AC: The South Sydney Herald is a community newspaper. It was established in 2002, but really, you know, five years before that there were antecedent publications that were edited by Trevor Davies who was a local member of the labour party. And so, the paper kind of started as a newsletter for the Darlington branch of the labour party and he and his mom, Connie, would deliver like a photocopied sheet about the news of the area.
Evidently, he had a love of newspapers going back to high school, so then there was the Roadrunner, there was the Redfern Herald. And ultimately, there was the South Sydney Herald and the church in 2002, he made the decision to take that on and to back Trevor and the paper and to engage a professional designer and printer. And it’s grown from there. So, we’re looking at issue 188 to be printed this week. So, we print 11 issues a year and it is politics, profiles of local people, arts and culture, sport and everything in between.
The values of it were very much to do with contesting negative stereotypes of the neighbourhood and amplifying the good stories and the good people and good community groups of the area.
So, it’s an advocacy storytelling, news-reporting, social enterprise as much as a newspaper. And it’s one of the last standing now, so it’s been an interesting era because print newspapers have not survived the digital revolution and advertising models did not keep up with costs. And so, without the church’s support for this paper… I mean we do our best always to sell ads and find sponsorships and to make sure that we can have some funds for it, but the church has always covered the losses and seen it as mission.
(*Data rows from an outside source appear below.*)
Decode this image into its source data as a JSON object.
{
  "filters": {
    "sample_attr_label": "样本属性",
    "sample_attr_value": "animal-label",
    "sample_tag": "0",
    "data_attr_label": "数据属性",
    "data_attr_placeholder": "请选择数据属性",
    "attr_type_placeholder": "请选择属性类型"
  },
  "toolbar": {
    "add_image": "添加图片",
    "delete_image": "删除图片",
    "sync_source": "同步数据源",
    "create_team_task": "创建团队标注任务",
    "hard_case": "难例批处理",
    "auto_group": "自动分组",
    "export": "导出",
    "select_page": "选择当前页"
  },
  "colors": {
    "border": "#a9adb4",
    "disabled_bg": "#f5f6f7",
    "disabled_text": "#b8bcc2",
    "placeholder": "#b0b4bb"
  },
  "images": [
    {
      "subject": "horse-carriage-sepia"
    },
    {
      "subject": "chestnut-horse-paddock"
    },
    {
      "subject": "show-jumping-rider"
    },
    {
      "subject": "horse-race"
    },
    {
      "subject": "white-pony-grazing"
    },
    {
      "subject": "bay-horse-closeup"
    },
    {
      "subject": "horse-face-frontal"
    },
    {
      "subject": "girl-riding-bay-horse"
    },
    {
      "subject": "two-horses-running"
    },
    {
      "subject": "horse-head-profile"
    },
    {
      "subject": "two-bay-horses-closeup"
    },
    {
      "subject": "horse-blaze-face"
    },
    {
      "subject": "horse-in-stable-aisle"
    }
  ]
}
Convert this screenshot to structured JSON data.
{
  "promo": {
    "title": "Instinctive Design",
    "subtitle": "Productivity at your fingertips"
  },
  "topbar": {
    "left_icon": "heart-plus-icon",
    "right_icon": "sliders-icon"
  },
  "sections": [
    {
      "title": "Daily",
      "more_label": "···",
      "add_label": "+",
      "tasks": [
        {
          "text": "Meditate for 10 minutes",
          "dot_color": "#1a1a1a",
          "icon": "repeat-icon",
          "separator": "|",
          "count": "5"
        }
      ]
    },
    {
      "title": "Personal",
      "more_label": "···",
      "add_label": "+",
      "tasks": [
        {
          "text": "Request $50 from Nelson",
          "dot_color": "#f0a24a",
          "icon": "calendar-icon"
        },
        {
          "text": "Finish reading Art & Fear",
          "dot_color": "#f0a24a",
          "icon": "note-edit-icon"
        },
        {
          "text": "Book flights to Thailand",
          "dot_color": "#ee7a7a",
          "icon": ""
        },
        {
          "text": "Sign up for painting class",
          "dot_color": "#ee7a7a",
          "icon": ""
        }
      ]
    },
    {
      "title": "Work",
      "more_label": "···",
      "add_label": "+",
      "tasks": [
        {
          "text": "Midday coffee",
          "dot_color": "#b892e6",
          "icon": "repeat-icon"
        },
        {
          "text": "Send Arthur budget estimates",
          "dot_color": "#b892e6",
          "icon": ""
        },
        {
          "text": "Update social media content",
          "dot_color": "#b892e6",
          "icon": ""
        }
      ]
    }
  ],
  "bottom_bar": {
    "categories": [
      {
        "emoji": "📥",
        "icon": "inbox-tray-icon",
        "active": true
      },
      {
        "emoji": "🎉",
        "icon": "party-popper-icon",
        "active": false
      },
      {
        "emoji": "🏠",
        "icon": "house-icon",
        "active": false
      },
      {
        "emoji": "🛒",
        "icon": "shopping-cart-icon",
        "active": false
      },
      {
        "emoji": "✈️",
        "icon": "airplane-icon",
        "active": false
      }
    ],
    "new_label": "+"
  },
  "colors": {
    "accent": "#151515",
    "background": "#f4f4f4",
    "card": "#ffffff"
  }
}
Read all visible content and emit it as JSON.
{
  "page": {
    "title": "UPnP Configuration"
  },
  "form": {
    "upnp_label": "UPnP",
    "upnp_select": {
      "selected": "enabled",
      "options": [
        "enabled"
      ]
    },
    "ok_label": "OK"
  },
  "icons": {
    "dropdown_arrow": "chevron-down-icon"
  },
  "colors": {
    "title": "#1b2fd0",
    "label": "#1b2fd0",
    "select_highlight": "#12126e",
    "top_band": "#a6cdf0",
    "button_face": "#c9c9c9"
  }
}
And a really important distinction that while we have a faith column always and we’ve now moved to a multifaith or cross faith commitment, so we seek writers for that faith column from various wisdom traditions, we still have that space to tell our own faith story. And while we do that, it’s not a religious paper. We don’t do it to draw people in, but to love people and because we value their stories. And because, I guess, there’s a theological vision or there’s a theology there which is very sacramental I think, which recognises God at work in the neighbourhood.
NCLS: And you mentioned you spend a few days a month actually delivering the papers. So as a minister, you put time into this yourself. Do you still take photos and write?
AC: Yes. So, when I came in 2007, the role was to be the managing editor of the newspaper and to be the parish minister. And so, those roles have defined my placement until this year when we’ve been able to employ a wonderful person two days a week, Margaret Lewis-Jones, as the managing editor. And she and I have transitioned. So, she came in… It’s a long story. The most recent kind of chapter, she was the assistant managing editor and I was the managing editor, and now we have switched as of October and I am the assistant managing editor now.
So, that’s been a wonderful journey and I loved doing that, and yes, I loved writing and taking photos and editing and I will keep doing that as the assistant. So, I’m even happier to have a colleague like Margaret now and for the future.
And then, yes, the big question’s still around the whole print digital thing for the paper and how we ensure that the paper is visible and accessible and effective and sustainable. You know, with all the ecological and practical questions that go with that. So, we’ve got a new website which we developed this year too, which we’re very excited about.